When people speak with me about the Atkins diet, many have a confused look and wonder if what I’m doing is healthful but what they’re really asking is, does it work? From a weight loss goal standpoint, after being on the Hypothyroidism Atkins Diet for 14 days, the scale started getting lower and lower, and my clothes begin fitting again; it was a beautiful and fulfilling feeling. Regarding the science, most of the naysayers have not even read the book, let alone have researched the nutritional values of the Atkins diet, nor are even aware I suffer from hypothyroidism.
It’s mandatory that you make an informed choice, not based on the naysayers, or even the zealots, but on your own research, current health parameters, and the recommendations of your trusted doctor or healthcare professional. I will admit that after I reached my weight loss goals, I left the diet, only to return to it in later years. And while a true devotee realizes the Atkins diet, is much more than simply a diet, much closer to a lifestyle choice, many (including myself at the time) do not have the willpower to turn our backs on the food recommended by mainstream America, which are, for the most part, full of sugar and saturated fats.
THE GOOD POINTS OF THE ATKINS DIET
Burns fat quickly and efficiently…
No associated hunger pangs…
Can reduce cholesterol and blood pressure (some studies state the diet can relieve symptoms of acid reflux)…
Can relatively quickly help you reach your weight loss goals…
Since fat is burned quickly, toxins are released into the body which needs to be expunged, before the body operates at optimal levels.
Because this is a lifestyle change, your body must learn to deal with a new fuel source; based on this you may initially feel tired or fatigued until the body adjusts…
Fewer vegetables are consumed since the Hypothyroidism Atkins diet is based on protein and low carbohydrates. A nutritional supplement may be necessary, check with your doctor or healthcare professional.

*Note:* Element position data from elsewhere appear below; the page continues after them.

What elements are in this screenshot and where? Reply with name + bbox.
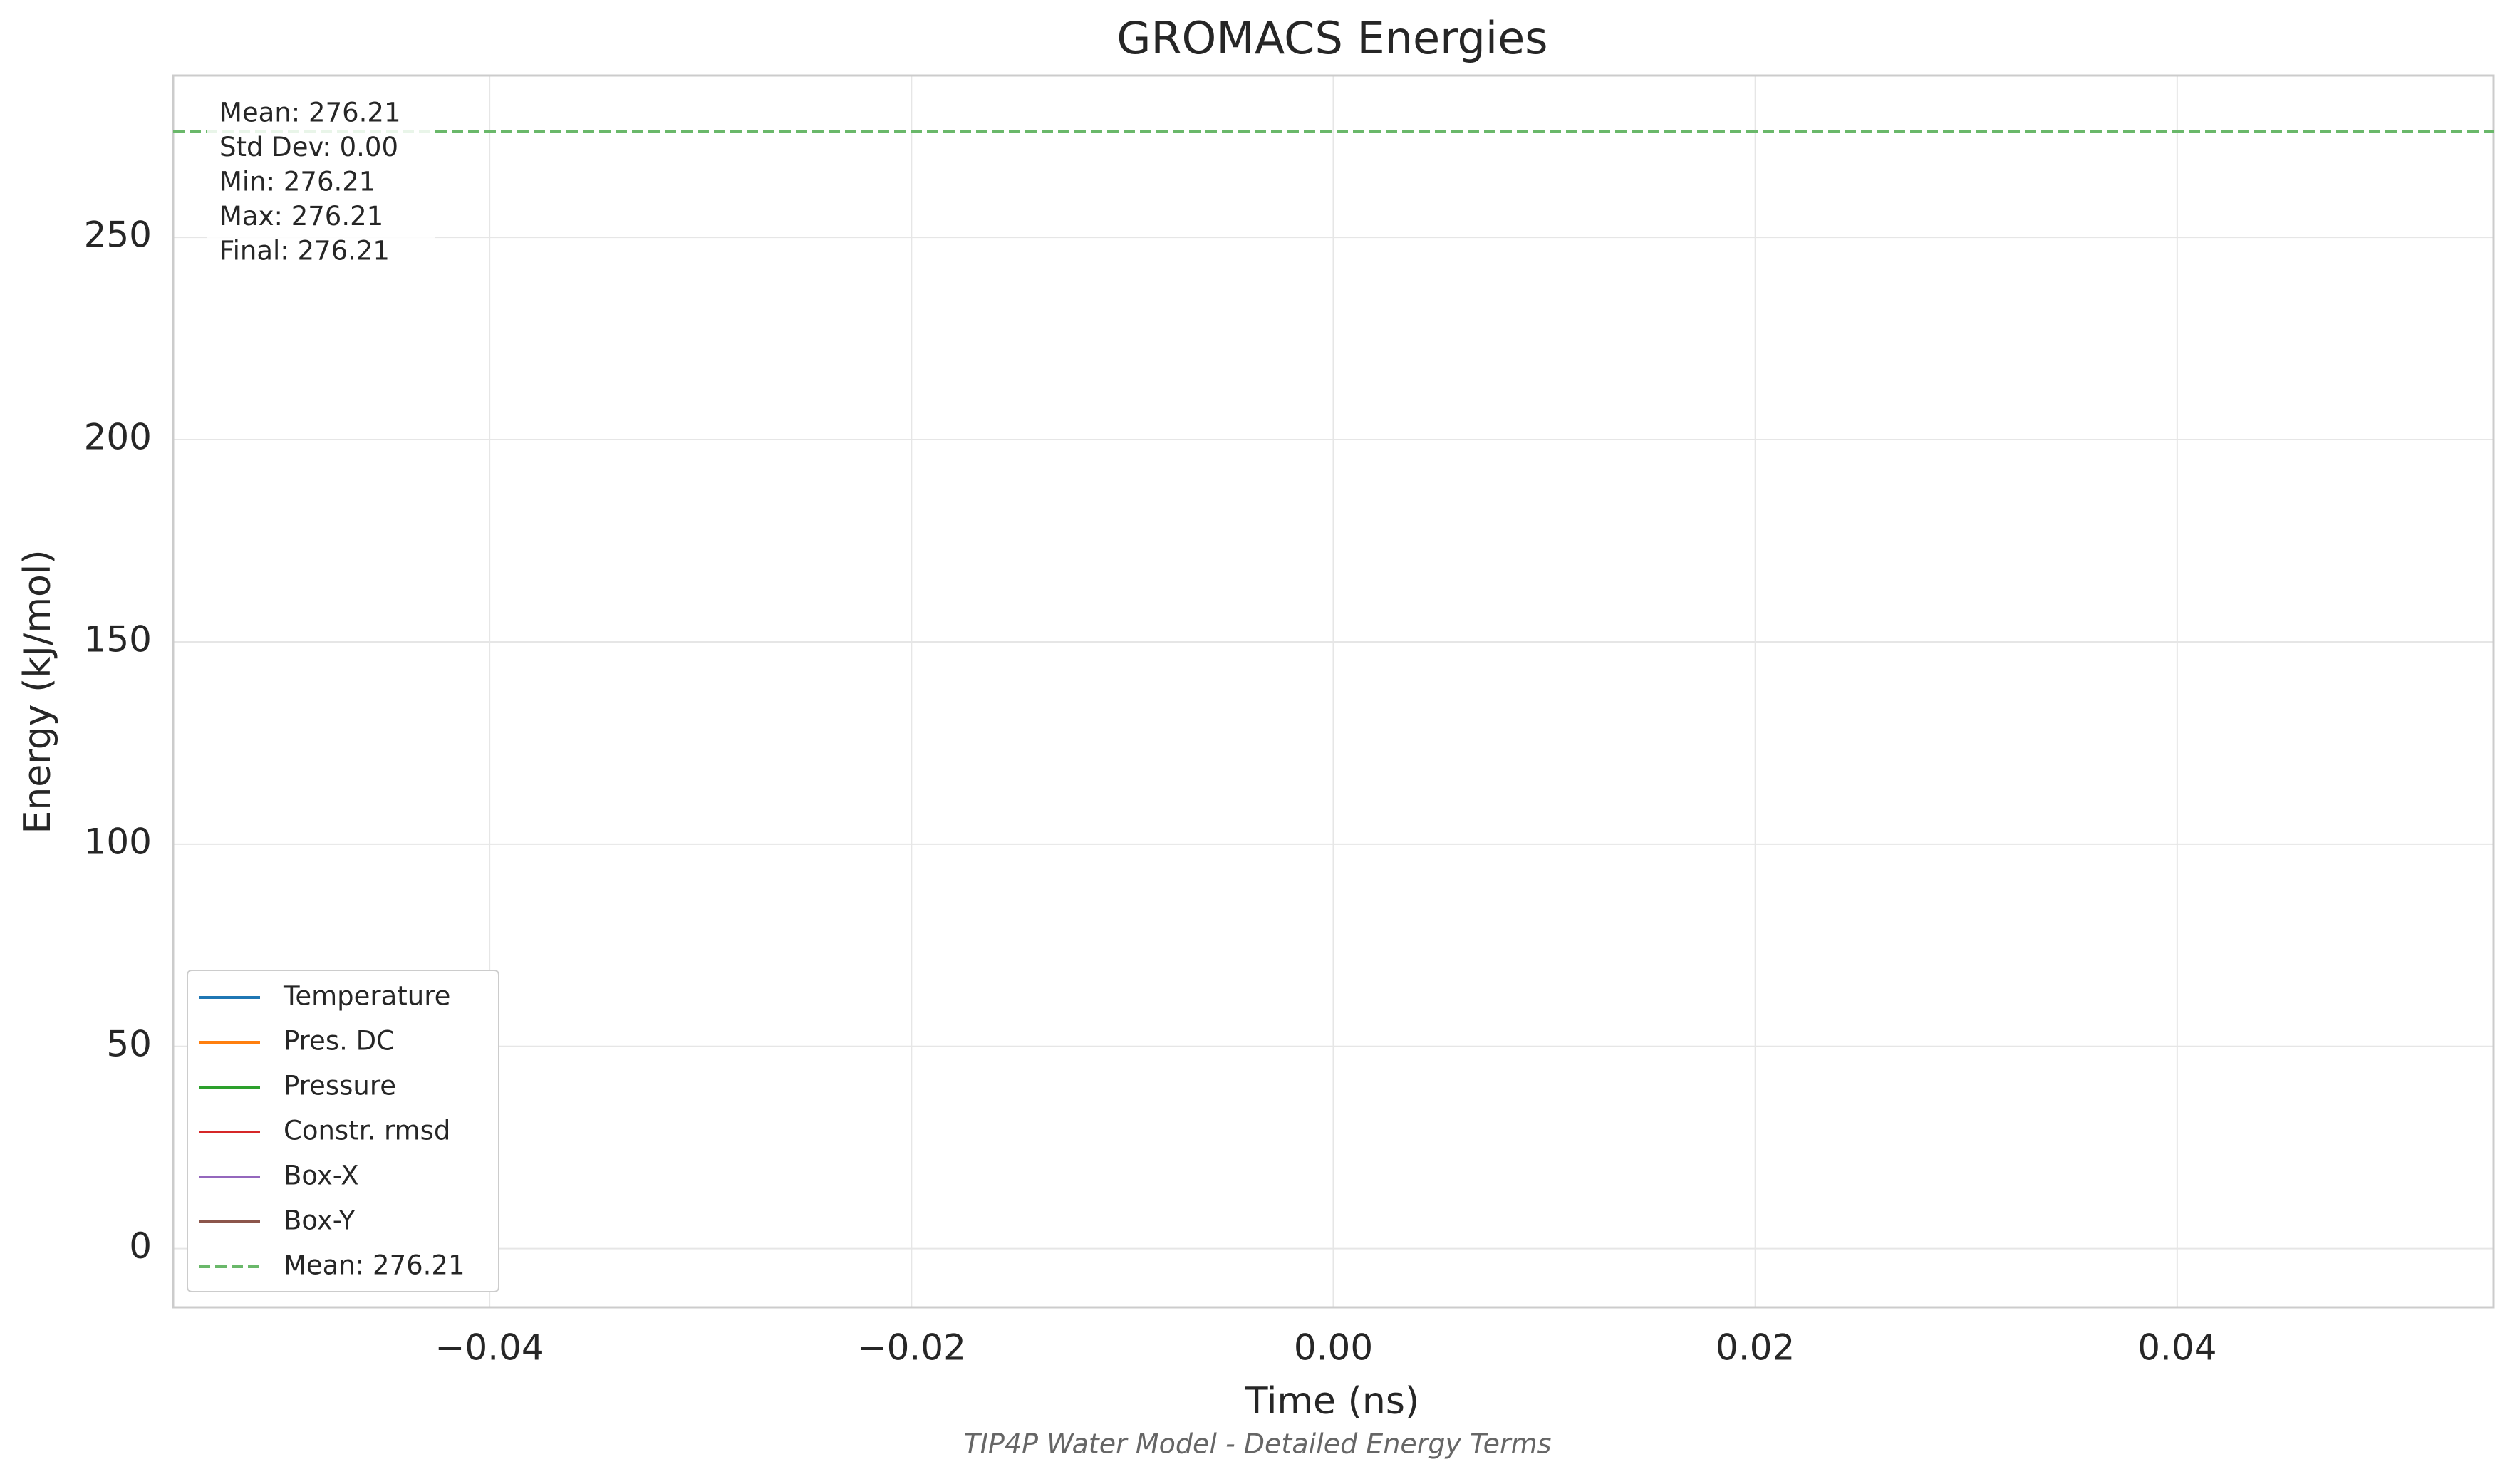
legend-box	[187, 970, 499, 1292]
legend-label: Mean: 276.21	[284, 1250, 465, 1281]
stats-text: Mean: 276.21	[219, 98, 401, 128]
legend-label: Constr. rmsd	[284, 1116, 450, 1146]
stats-text: Final: 276.21	[219, 236, 390, 266]
stats-box	[207, 94, 435, 272]
legend-label: Temperature	[283, 981, 450, 1012]
y-tick-label: 0	[129, 1225, 152, 1267]
y-tick-label: 100	[84, 821, 152, 862]
x-tick-label: 0.02	[1716, 1327, 1795, 1369]
legend-label: Box-X	[284, 1161, 359, 1191]
y-tick-label: 200	[84, 417, 152, 458]
x-tick-label: −0.02	[857, 1327, 966, 1369]
y-tick-label: 150	[84, 618, 152, 660]
y-tick-label: 250	[84, 214, 152, 256]
subtitle: TIP4P Water Model - Detailed Energy Term…	[964, 1428, 1552, 1460]
x-axis-label: Time (ns)	[1245, 1380, 1419, 1423]
x-tick-label: 0.04	[2137, 1327, 2216, 1369]
legend-label: Pressure	[284, 1071, 396, 1101]
stats-text: Min: 276.21	[219, 167, 375, 197]
x-tick-label: 0.00	[1294, 1327, 1373, 1369]
stats-text: Std Dev: 0.00	[219, 132, 398, 162]
legend-label: Box-Y	[284, 1205, 356, 1236]
x-tick-label: −0.04	[435, 1327, 544, 1369]
chart-title: GROMACS Energies	[1116, 12, 1547, 64]
plot-frame	[172, 74, 2495, 1309]
stats-text: Max: 276.21	[219, 201, 383, 232]
y-tick-label: 50	[106, 1023, 152, 1064]
y-axis-label: Energy (kJ/mol)	[16, 549, 59, 834]
legend-label: Pres. DC	[284, 1026, 395, 1057]
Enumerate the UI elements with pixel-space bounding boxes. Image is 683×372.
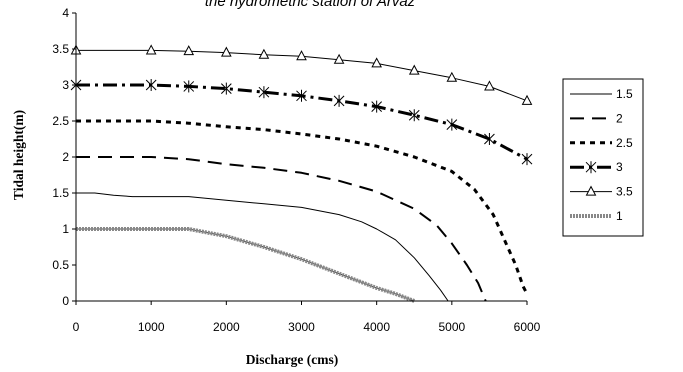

There is an old expression that says, “Today is the first day of the rest of your life”, the dietary decisions you make today, and the path you choose can influence not only your life, but those around you. I’ve found the Atkins diet to be beneficial, life-changing, and as long as I check with my doctor on a regular basis, I’ve experienced no negative effects from my hyperthyroidism, rather I am now enjoying life to the fullest, and I’ve reached my target weight. I strongly recommend the hypothyroidism Atkins diet, but urge you to make any dietary decision, only after having done your own research.